Don't Panic - A Step-by-Step Guide to Responding to Security Incidents

No business is immune to cybersecurity threats these days. Despite best preventative efforts, security incidents like data breaches, malware infections, or cyber-attacks can still occur. When they do, it's crucial to act quickly and follow a defined incident response plan.
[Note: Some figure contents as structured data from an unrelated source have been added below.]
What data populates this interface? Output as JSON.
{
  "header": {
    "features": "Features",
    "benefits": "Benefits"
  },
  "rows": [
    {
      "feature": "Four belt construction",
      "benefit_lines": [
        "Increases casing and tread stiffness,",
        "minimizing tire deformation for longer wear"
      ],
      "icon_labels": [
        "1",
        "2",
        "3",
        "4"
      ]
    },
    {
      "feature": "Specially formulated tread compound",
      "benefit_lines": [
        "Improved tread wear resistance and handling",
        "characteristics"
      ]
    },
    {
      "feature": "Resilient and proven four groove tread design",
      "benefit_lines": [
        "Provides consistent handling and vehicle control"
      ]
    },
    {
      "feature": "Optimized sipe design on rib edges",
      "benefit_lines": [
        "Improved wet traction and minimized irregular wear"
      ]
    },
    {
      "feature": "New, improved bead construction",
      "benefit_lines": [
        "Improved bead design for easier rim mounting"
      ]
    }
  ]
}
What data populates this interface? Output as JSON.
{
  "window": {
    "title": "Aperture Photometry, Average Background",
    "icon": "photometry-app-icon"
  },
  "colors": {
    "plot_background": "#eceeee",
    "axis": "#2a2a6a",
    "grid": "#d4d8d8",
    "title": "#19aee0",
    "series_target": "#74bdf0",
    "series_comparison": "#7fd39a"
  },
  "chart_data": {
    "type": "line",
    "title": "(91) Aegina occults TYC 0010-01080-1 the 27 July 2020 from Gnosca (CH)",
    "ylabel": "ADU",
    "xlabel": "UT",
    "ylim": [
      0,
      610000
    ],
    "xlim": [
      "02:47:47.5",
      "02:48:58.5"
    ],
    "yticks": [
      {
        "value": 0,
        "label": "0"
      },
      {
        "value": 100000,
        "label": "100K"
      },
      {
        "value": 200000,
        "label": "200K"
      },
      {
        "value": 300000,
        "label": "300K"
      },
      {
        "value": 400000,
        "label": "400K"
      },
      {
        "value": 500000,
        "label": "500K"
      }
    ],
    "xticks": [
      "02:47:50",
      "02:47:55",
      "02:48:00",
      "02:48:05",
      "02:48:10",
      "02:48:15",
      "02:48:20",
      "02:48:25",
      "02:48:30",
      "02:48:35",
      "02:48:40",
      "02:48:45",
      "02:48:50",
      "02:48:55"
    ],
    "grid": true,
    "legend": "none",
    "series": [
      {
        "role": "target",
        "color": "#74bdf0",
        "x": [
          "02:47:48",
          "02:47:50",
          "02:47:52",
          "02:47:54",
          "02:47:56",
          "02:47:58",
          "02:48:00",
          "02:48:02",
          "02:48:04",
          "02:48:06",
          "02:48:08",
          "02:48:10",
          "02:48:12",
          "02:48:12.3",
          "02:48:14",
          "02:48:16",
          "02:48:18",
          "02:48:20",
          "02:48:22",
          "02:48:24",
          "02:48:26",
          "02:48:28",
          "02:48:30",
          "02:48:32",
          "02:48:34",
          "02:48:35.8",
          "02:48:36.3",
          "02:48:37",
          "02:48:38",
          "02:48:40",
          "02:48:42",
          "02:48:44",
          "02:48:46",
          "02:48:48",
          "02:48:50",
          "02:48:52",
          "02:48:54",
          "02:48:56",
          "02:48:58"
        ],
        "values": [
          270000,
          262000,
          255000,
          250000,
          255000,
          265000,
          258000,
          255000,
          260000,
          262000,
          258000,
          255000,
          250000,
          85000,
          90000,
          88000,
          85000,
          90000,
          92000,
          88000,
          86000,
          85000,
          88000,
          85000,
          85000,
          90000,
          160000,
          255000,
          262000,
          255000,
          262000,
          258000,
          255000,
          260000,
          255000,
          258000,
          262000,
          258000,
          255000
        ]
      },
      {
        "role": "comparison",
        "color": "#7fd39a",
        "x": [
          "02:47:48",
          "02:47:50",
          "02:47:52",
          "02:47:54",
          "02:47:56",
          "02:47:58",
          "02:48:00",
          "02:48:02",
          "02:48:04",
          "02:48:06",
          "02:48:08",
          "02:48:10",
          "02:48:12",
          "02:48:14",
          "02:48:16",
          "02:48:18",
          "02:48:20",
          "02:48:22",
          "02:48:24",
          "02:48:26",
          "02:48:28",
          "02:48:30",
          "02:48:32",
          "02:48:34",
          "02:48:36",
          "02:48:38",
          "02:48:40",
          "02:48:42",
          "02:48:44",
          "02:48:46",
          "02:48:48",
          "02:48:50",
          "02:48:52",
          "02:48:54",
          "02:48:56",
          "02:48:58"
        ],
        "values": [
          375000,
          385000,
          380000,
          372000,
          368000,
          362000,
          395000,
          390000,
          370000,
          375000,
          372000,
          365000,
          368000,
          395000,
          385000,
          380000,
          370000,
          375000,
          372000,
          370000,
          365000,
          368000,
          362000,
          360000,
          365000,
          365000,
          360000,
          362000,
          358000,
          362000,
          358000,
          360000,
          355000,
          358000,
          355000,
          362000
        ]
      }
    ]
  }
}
Here's what to do if your business experiences a security incident: 

Preventative Steps  

Before an incident ever occurs, implement these preventative cybersecurity measures from the FCC: 

1. Train employees in security principles 

1. Protect information, computers, and networks from cyberattacks 

1. Provide firewall security for your internet connection 

1. Create a mobile device action plan to control devices connected to the business 

1. Make backup copies of important data 

1. Control physical access and create employee user accounts 

1. Secure your Wi-Fi network 

1. Limit employee data/software access 

1. Require unique passwords and multi-factor authentication 
   

Despite preventative steps, if a security incident occurs, follow this response plan: 

Internal Response 

1. Secure Operations 
   

• Quickly secure systems and physical areas potentially related to the breach 

• Take all affected equipment offline immediately to stop additional data loss 
  

1. Investigate 
   

• Interview those who discovered the breach and anyone else with knowledge 

• Examine who had access to what information to identify vulnerabilities 
  

External Response 

1. Notify Appropriate Parties 
   

• Alert law enforcement to any criminal activity 

• Inform other affected businesses who may be impacted 

• Prepare to notify affected individuals as required by law 
  

1. Assemble an Incident Response Team 
   

• For major incidents, bring in cyber experts to thoroughly investigate 

• Consult an attorney with data breach response expertise 
  

1. Initiate Recovery Plan 
   

• Fix identified vulnerabilities that allowed the incident to occur 

•  Follow data breach notification requirements 

• Consider offering identity theft protection services to victims 
  

The key is having an incident response plan defined and ready before any security incident occurs. By taking swift and comprehensive action, you can minimize the damage and get your business back to secure operations as quickly as possible.